The amino acid sequence alignment of the candidate OBPs, CSPs, ORs, GRs, and SNMPs from O. communa and other insect species were performed using the ClustalW method57 implemented in the Mega v6.0 software package58. The OBP dataset contained 33 sequences from P. maculicollis, 31 from P. aenescens, 29 from G. daurica, and 47 from T. castaneum. The CSP dataset contained 10 sequences from P. maculicollis, nine from P. aenescens, 12 form C. bowringi, and 19 sequences from T. castaneum. The SNMP dataset contained two sequences from P. maculicollis, two from P. aenescens, four form C. bowringi, two from L. decemlineata, two from P. striolata, and five sequences from T. castaneum. The OR dataset contained 18 sequences from P. maculicollis, 23 from P. aenescens, 30 from C. bowringi, 36 from P. striolata, 34 from M. caryae, and 70 sequences from T. castaneum. The GR dataset contained six sequences from P. maculicollis, 12 from P. aenescens, 12 from P. striolata, and 44 sequences from T. castaneum. The IR dataset contained six sequences from P. maculicollis, eight from P. aenescens, 26 from P. striolata, six from C. bowringi, and 23 sequences from T. castaneum. All amino acid sequences of O. communa and other insects used in the phylogenetic analyses are listed in Supplementary Material S1. The phylogenetic tree was constructed using the neighbor-joining (NJ) method59 with P-distance modeling and pairwise deletion of gaps performed in the Mega v6.0 software package58 and the dendrograms were colored in Fig Tree v1.4.3 software package. The reliability of the tree structure and node support was assessed using a bootstrap procedure based on 1,000 replicates.

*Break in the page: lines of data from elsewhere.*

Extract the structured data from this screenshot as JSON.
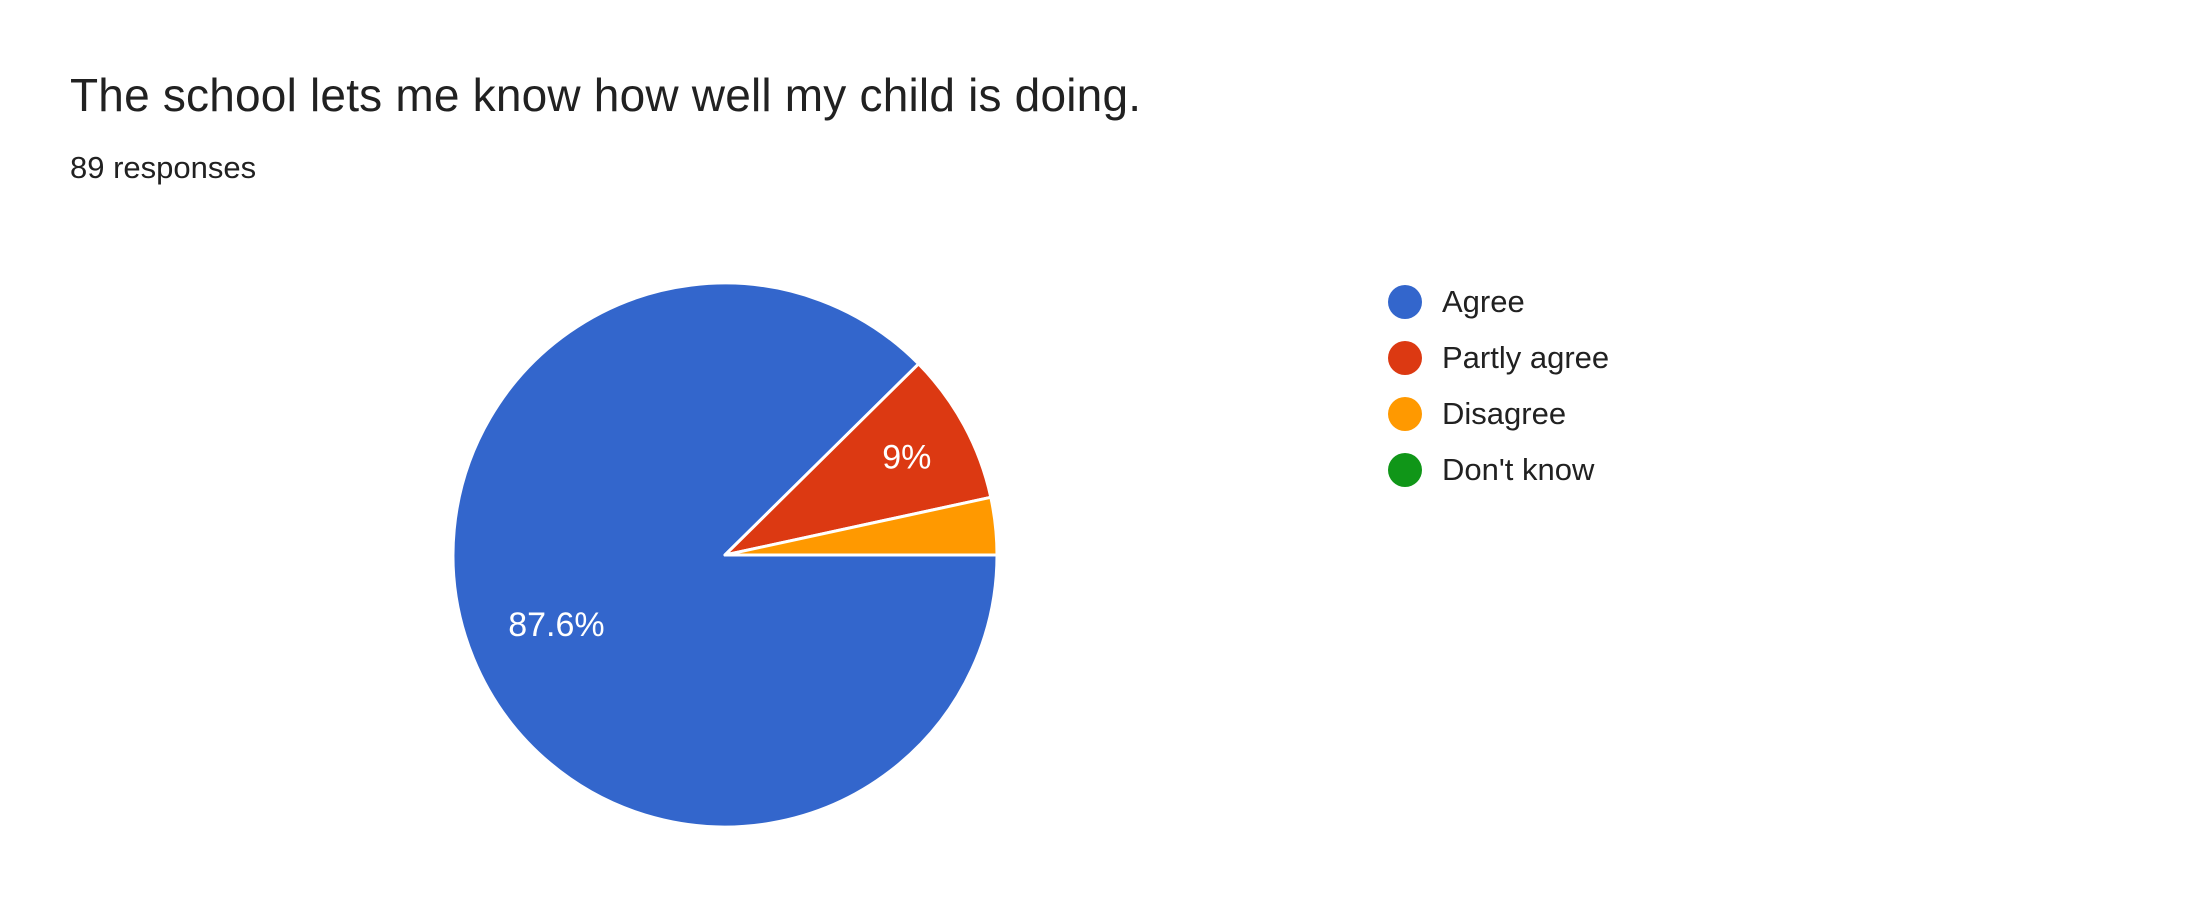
{
  "chart_data": {
    "type": "pie",
    "title": "The school lets me know how well my child is doing.",
    "subtitle": "89 responses",
    "total_responses": 89,
    "categories": [
      "Agree",
      "Partly agree",
      "Disagree",
      "Don't know"
    ],
    "values_percent": [
      87.6,
      9,
      3.4,
      0
    ],
    "slice_labels": [
      "87.6%",
      "9%",
      "",
      ""
    ],
    "colors": [
      "#3366CC",
      "#DC3912",
      "#FF9900",
      "#109618"
    ],
    "label_color": "#FFFFFF",
    "legend_position": "right",
    "start_angle": "east",
    "direction": "clockwise",
    "grid": "off"
  }
}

To ensure greater accuracy in the analyses and make sure that the analyzed transcripts corresponded to individual genes, incomplete transcripts without sufficient overlap in alignments and protein sequence length less than 100 amino acids in length were excluded from the phylogenetic analyses. Six group candidate chemosensory genes were named “OcomOBP,” “OcomCSP,” “OcomSNMP,” “OcomOR,” “OcomGR,” and “OcomIR,” and were followed by a numeral in descending order of their coding region lengths.

Quantitative real-time PCR validation

We selected 15 ORs and four OBPs to verify their expression profiles because their relative high abundance from fragments per kilobase of exon per million reads mapped (FPKM) data in antennal transcriptome. The expression profiles of 15 ORs and four OBPs were analyzed using qPCR experiments. Total RNA was isolated from the five tissues as described above. The concentration of each RNA sample was standardized to one ug/ul and the cDNA was synthesized using a first-strand cDNA synthesis kit (Transgen Biotech, Beijing, China) according to the manufacturer’s protocol. Ribosomal protein (RL4) was used as an internal control and its specific primer sequences were RL4-F: “TGTGGTAATGCTGTGGTAT” and RL4-R: “TCTAGCACTGCATGAACA”. The qPCR was performed on an ABI 7500 (Thermo Scientific, Waltham, MA, USA) with TransStar Tip Top Green qPCR Supermix (Transgen Biotech, Beijing, China). The PCR reaction programs were 30 s at 94 °C, 40 cycles of 94 °C for 5 s, and 60 °C for 34 s. All qPCR primers were designed using Primer Premier 5.0 (PREMIER Biosoft International) and the efficiency of these primers was validated before gene expression analysis. All primer sequences were listed in Supplementary Material S2. Each qPCR reaction was performed using three technical replicates and three biological replicates.

Statistical analysis

Data analysis was performed using the 2−ΔΔCT method and data were analyzed using SAS 9.0 (SAS Institute Inc., Cary, NC, USA). Statistical significance was assessed by an analysis of variance (ANOVA) followed by a Tukey multiple comparison tests. A value of P < 0.05 was considered statistically significant. Figures were made using OriginPro 9.1 (Northampton, Massachusetts, USA).

Data deposition

All the Illumina sequencing data of the antennal transcriptome in this study have been stored in the NCBI SRA database, under the accession number of SRR8372148 (O.communa male antennae) and SRR8372149 (O.communa female antennae).